Pumalite: You finally convinced me to take a look at Unetbootin and it did appear to be a solution. However after apparently successfully installing the deb/ubuntu package on my present Linux drive (the one I want to replace with a fresh Ubuntu) > rebooted > chose Unetbootin from the Grub options > "Error 15 File not found". I ran into some mention of the need to create a new partition to install Unetbootin into but the official web site mentions nothing of the like and I'm not sure I'd know how to do that anyway.

caljohnsmith
November 3rd, 2008, 07:27 PM
I think the bottom line is, what drives does your computer support booting from? Only your internal drive? If that is true, then to boot Ubuntu from any other drive you would need to put all of Ubuntu's boot files on your internal drive. All you need is a ~200 MB partition for Ubuntu's /boot directory on a drive that will boot, and then the main Ubuntu install can be on any other drive you want. Would this maybe work for you?

fredfelter
November 4th, 2008, 02:46 AM
I think the bottom line is, what drives does your computer support booting from? Only your internal drive? If that is true, then to boot Ubuntu from any other drive you would need to put all of Ubuntu's boot files on your internal drive. All you need is a ~200 MB partition for Ubuntu's /boot directory on a drive that will boot, and then the main Ubuntu install can be on any other drive you want. Would this maybe work for you?

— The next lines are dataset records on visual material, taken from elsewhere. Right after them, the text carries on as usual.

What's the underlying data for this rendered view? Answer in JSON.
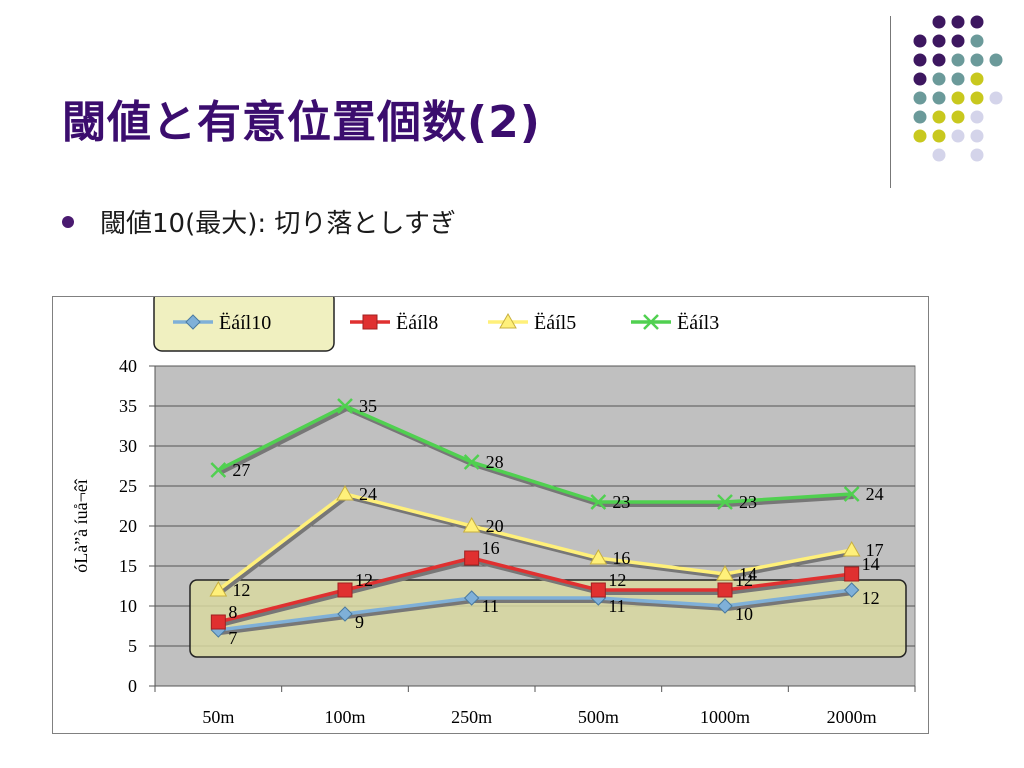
{
  "slide": {
    "title": "閾値と有意位置個数(2)",
    "bullet": "閾値10(最大): 切り落としすぎ"
  },
  "colors": {
    "title": "#3b0d6e",
    "plot_bg": "#c0c0c0",
    "highlight_fill": "#d8d8a0",
    "legend_fill": "#f0f0c0",
    "dot_purple": "#3d1760",
    "dot_teal": "#6b9a9a",
    "dot_yellow": "#c8c81e",
    "dot_lavender": "#d4d4ea"
  },
  "chart_data": {
    "type": "line",
    "categories": [
      "50m",
      "100m",
      "250m",
      "500m",
      "1000m",
      "2000m"
    ],
    "series": [
      {
        "name": "Ëáíl10",
        "values": [
          7,
          9,
          11,
          11,
          10,
          12
        ],
        "color": "#7fb0d8",
        "marker": "diamond"
      },
      {
        "name": "Ëáíl8",
        "values": [
          8,
          12,
          16,
          12,
          12,
          14
        ],
        "color": "#e03030",
        "marker": "square"
      },
      {
        "name": "Ëáíl5",
        "values": [
          12,
          24,
          20,
          16,
          14,
          17
        ],
        "color": "#fff07a",
        "marker": "triangle"
      },
      {
        "name": "Ëáíl3",
        "values": [
          27,
          35,
          28,
          23,
          23,
          24
        ],
        "color": "#50d050",
        "marker": "x"
      }
    ],
    "ylabel": "óLà”à íuå¬êî",
    "xlabel": "",
    "ylim": [
      0,
      40
    ],
    "yticks": [
      0,
      5,
      10,
      15,
      20,
      25,
      30,
      35,
      40
    ],
    "grid": true,
    "legend_position": "top"
  }
}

I can boot from either HD once the boot data is written to the disk - the problem is getting it there.
I'm trying to install the new Ubuntu package on that second drive without having the use of an optical drive nor the ability to boot from a USB device and I really want each HD to boot independently (no data from the other system on either disk). I have sacrificed having a CD drive by replacing it with the second HD (ultrabay).

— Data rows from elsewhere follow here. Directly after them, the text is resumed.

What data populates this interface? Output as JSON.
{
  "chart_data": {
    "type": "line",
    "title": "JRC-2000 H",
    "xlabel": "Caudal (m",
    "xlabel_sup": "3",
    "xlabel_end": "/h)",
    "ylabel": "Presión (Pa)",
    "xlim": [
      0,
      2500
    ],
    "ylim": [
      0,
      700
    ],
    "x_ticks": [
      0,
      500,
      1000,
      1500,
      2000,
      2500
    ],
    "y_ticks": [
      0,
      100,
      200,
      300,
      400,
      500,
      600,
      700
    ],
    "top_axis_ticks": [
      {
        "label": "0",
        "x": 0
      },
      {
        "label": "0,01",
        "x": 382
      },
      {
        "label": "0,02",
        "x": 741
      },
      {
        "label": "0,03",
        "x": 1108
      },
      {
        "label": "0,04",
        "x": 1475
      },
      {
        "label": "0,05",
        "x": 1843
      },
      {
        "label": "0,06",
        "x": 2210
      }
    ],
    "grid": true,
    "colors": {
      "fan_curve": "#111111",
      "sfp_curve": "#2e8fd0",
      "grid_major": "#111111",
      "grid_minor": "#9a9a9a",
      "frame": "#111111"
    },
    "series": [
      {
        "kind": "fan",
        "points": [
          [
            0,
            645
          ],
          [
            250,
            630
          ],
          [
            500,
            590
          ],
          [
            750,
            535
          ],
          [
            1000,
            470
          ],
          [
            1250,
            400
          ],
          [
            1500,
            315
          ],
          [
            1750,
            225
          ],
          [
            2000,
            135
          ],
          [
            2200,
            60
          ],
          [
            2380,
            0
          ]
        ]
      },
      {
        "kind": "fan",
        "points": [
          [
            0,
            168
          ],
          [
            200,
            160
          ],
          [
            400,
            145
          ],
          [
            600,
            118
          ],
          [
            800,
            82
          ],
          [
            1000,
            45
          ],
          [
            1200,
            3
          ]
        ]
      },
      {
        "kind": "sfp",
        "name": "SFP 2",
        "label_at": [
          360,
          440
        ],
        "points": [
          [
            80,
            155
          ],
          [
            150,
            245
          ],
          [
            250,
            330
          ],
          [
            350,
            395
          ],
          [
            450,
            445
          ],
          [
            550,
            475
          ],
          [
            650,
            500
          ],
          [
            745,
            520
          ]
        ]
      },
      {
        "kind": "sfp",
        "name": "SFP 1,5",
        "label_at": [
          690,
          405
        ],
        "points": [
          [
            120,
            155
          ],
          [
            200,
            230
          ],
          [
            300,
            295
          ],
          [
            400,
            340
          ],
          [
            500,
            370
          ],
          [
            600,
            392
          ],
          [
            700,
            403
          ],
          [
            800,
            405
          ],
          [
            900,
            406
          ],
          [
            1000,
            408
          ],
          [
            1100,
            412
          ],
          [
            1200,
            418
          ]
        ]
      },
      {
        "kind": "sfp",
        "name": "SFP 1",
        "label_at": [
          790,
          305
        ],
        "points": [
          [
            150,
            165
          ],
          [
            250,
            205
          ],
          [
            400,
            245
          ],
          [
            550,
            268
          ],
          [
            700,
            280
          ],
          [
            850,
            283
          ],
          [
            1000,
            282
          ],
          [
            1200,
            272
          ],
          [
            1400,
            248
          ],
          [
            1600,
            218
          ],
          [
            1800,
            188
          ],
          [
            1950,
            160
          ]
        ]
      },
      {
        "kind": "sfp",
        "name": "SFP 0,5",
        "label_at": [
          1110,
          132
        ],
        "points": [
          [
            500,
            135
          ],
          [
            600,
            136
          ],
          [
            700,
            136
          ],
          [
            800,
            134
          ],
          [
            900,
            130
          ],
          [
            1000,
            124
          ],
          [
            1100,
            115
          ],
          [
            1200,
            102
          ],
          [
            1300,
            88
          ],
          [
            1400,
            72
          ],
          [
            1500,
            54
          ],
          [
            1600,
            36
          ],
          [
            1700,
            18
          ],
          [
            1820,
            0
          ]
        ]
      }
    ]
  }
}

What I initially did to install the present Linux version on that drive was to take out the primary HD and temporarily replace it with this drive, installing using the then available CD drive. I then moved the HDs to their desired locations (removing the CD drive), and it booted nicely from the BIOS menu; just what I wanted. The downside of that method is that it is not good for HDs to be connecting and disconnecting them like that, not to mention the time that it takes so I was hoping there would be an alternative way, easy enough for me to use.